Tomorrow I’m going to take my sanity in my hands and go to see Star Wars.  I was going to wait, but the chances of it being spoiled are getting too large, so.

And then.  AND Then.  I will be going to purchase a new personal toy.  Mine broke 3 weeks ago and it has now become sort of annoying.  I’m amazed it hasn’t bothered me sooner and more…There was a time when this would have been a minor crisis that would have been dealt with within 48 hours if not 24.   Depression – sometimes it works in your favor.  Or maybe I’m just getting older.

Finally, to clean up a good weekend, I’m going to purchase a bra.  Because sometimes you have to do shitty things.  And purchasing bras is one of them.  I’m amused that my boss is purchasing my bra though.  He gave me $50 gift certificate to Macys.  So the bra is on him!

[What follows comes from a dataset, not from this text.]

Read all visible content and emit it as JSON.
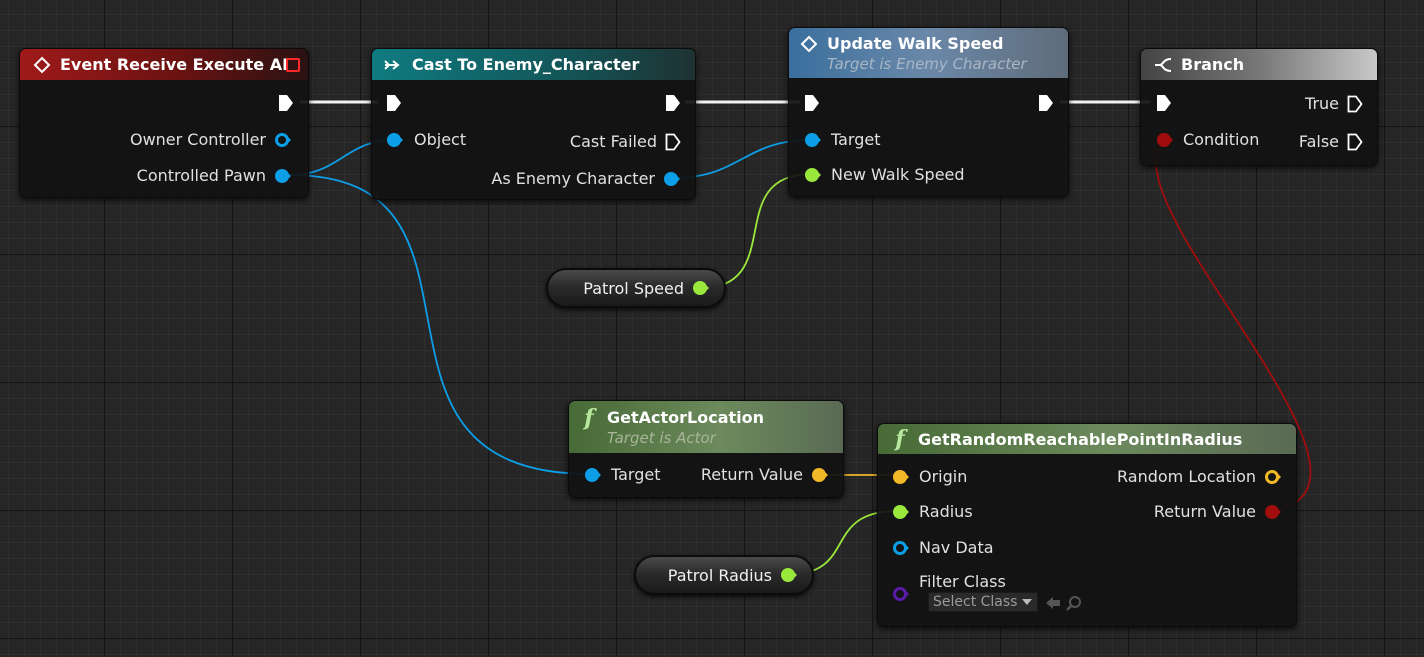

*Giant is a relative term.  In my life this is SUPER busy.

Christmas Thunderstorms.

generic-lightning-shotjpg-1cd4e2947aad4cf1We are having a big loud thunderstorm.  Like in July.  But at Christmas.

I am liking it.  Because its odd and out of place and those sorts things make me smile.

I certainly won’t complain about a warm winter.  Especially after having such a mild summer.  I fully expected to pay for such a pleasant summer with a non-stop blizzard starting mid November and ending about Easter.